Des chercheurs américains ont exploité le mystérieux phénomène d’intrication quantique dans une étude qui pourrait permettre de s’affranchir des limites des lasers conventionnels.

Les lasers sont aujourd’hui des éléments centraux de très nombreux dispositifs de communication de pointe dans des domaines comme l’industrie militaire ou l’aérospatiale. Mais leur efficacité dépend largement de l’environnement où circule la lumière. En cas de brouillard, de températures extrêmes, par exemple, ils peuvent devenir quasiment inexploitables. Des chercheurs ont donc tenté de corriger cette lacune ; en exploitant un des mécanismes les plus fascinants de la physique quantique, ils ont développé un concept qui pourrait aider les lasers à s’affranchir de leurs limites habituelles.

Même s’il est progressivement devenu un mot à part entière dans le langage courant, laser est en fait un acronyme qui signifie light amplification by stimulated emission of radiation, ou amplification de la lumière par émission stimulée de rayonnement.

Pour produire ces faisceaux de lumière condensée, on commence par fournir de l’énergie à des atomes afin de les exciter. On se retrouve alors avec de la matière dans un état instable, où les électrons présentent un niveau d’énergie trop élevé. Ils se débarrassent alors de cette énergie superflue en émettant des photons, les minuscules particules qui sont le vecteur de la lumière. Ces photons peuvent à leur tour frapper d’autres électrons excités, ce qui se manifeste par l’émission d’autres photons qui sont parfaitement en phase avec les premiers : on parle d’émission stimulée. En canalisant tous ces éléments avec des miroirs, on se retrouve avec un rayon concentré et très cohérent où toutes les particules sont en phase — un laser.

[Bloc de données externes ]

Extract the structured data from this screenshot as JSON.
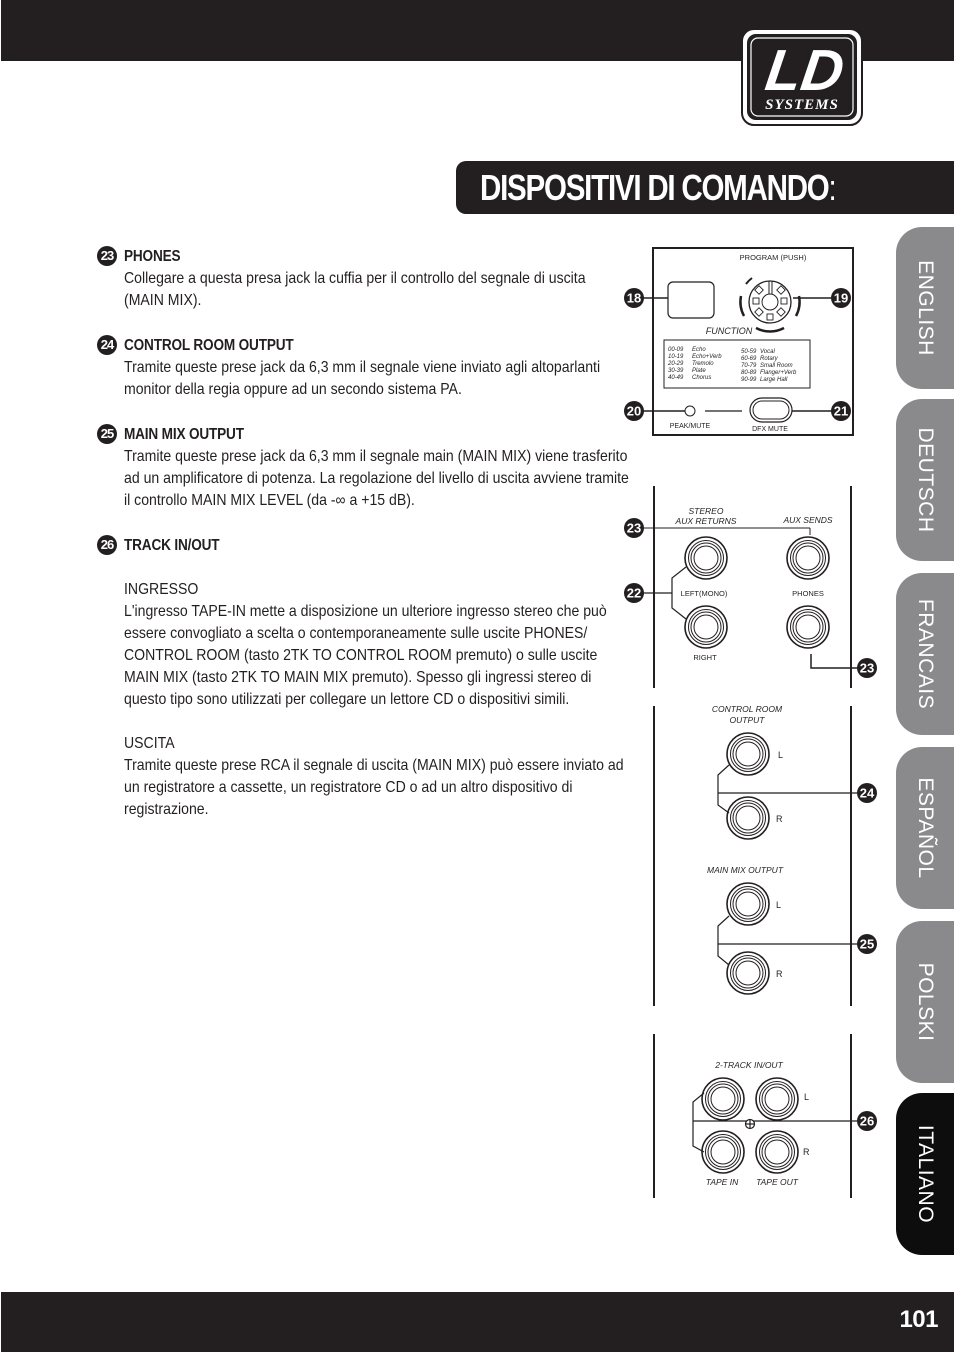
{
  "header": {
    "logo": {
      "brand": "LD",
      "sub": "SYSTEMS"
    }
  },
  "title": {
    "main": "DISPOSITIVI DI COMANDO",
    "suffix": ":"
  },
  "language_tabs": [
    {
      "label": "ENGLISH",
      "active": false
    },
    {
      "label": "DEUTSCH",
      "active": false
    },
    {
      "label": "FRANCAIS",
      "active": false
    },
    {
      "label": "ESPAÑOL",
      "active": false
    },
    {
      "label": "POLSKI",
      "active": false
    },
    {
      "label": "ITALIANO",
      "active": true
    }
  ],
  "sections": [
    {
      "number": "23",
      "title": "PHONES",
      "lines": [
        "Collegare a questa presa jack la cuffia per il controllo del segnale di uscita",
        "(MAIN MIX)."
      ]
    },
    {
      "number": "24",
      "title": "CONTROL ROOM OUTPUT",
      "lines": [
        "Tramite queste prese jack da 6,3 mm il segnale viene inviato agli altoparlanti",
        "monitor della regia oppure ad un secondo sistema PA."
      ]
    },
    {
      "number": "25",
      "title": "MAIN MIX OUTPUT",
      "lines": [
        "Tramite queste prese jack da 6,3 mm il segnale main (MAIN MIX) viene trasferito",
        "ad un amplificatore di potenza. La regolazione del livello di uscita avviene tramite",
        "il controllo MAIN MIX LEVEL (da -∞ a +15 dB)."
      ]
    },
    {
      "number": "26",
      "title": "TRACK IN/OUT",
      "subsections": [
        {
          "heading": "INGRESSO",
          "lines": [
            "L'ingresso TAPE-IN mette a disposizione un ulteriore ingresso stereo che può",
            "essere convogliato a scelta o contemporaneamente sulle uscite PHONES/",
            "CONTROL ROOM (tasto 2TK TO CONTROL ROOM premuto) o sulle uscite",
            "MAIN MIX (tasto 2TK TO MAIN MIX premuto). Spesso gli ingressi stereo di",
            "questo tipo sono utilizzati per collegare un lettore CD o dispositivi simili."
          ]
        },
        {
          "heading": "USCITA",
          "lines": [
            "Tramite queste prese RCA il segnale di uscita (MAIN MIX) può essere inviato ad",
            "un registratore a cassette, un registratore CD o ad un altro dispositivo di",
            "registrazione."
          ]
        }
      ]
    }
  ],
  "diagram": {
    "dfx_panel": {
      "program_label": "PROGRAM (PUSH)",
      "function_label": "FUNCTION",
      "presets_left": [
        {
          "range": "00-09",
          "name": "Echo"
        },
        {
          "range": "10-19",
          "name": "Echo+Verb"
        },
        {
          "range": "20-29",
          "name": "Tremolo"
        },
        {
          "range": "30-39",
          "name": "Plate"
        },
        {
          "range": "40-49",
          "name": "Chorus"
        }
      ],
      "presets_right": [
        {
          "range": "50-59",
          "name": "Vocal"
        },
        {
          "range": "60-69",
          "name": "Rotary"
        },
        {
          "range": "70-79",
          "name": "Small Room"
        },
        {
          "range": "80-89",
          "name": "Flanger+Verb"
        },
        {
          "range": "90-99",
          "name": "Large Hall"
        }
      ],
      "peak_mute_label": "PEAK/MUTE",
      "dfx_mute_label": "DFX MUTE",
      "callouts": [
        "18",
        "19",
        "20",
        "21"
      ]
    },
    "aux_panel": {
      "stereo_aux_returns": [
        "STEREO",
        "AUX RETURNS"
      ],
      "aux_sends": "AUX SENDS",
      "left_mono": "LEFT(MONO)",
      "right": "RIGHT",
      "phones": "PHONES",
      "callouts": [
        "23",
        "22",
        "23"
      ]
    },
    "output_panel": {
      "control_room": [
        "CONTROL ROOM",
        "OUTPUT"
      ],
      "main_mix": "MAIN MIX OUTPUT",
      "l": "L",
      "r": "R",
      "callouts": [
        "24",
        "25"
      ]
    },
    "tape_panel": {
      "title": "2-TRACK IN/OUT",
      "tape_in": "TAPE IN",
      "tape_out": "TAPE OUT",
      "l": "L",
      "r": "R",
      "callouts": [
        "26"
      ]
    }
  },
  "footer": {
    "page_number": "101"
  }
}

Dompter les photons, un vrai casse-tête

Le problème, c’est que ces particules sont très sensibles à la moindre perturbation externe. Il n’est donc pas évident de maintenir la cohérence du rayon lorsqu’il n’est pas parfaitement isolé de son environnement, un peu comme une classe de maternelle en pleine sortie scolaire qui peut vite se laisser distraire.

Photons
© Journal du Geek – MidjourneyAI

« Le voyage des photons à travers l’atmosphère fait de gros dégâts », explique Jung-Tsung Shen, chercheur à l’Université de St. Louis et auteur principal de cette étude financée par la DARPA – l’agence de recherche et développement de la Défense américaine.

Avec son équipe, il a donc eu l’idée de faire voyager ces particules en tandem. Comme un instituteur qui demanderait aux enfants de se ranger deux par deux en se tenant la main, cela permet d’éviter une dispersion potentiellement catastrophique. Mais s’il est déjà difficile de discipliner des bambins, ça l’est encore plus avec des photons, notamment parce qu’ils sont électriquement neutres et donc difficiles à manipuler.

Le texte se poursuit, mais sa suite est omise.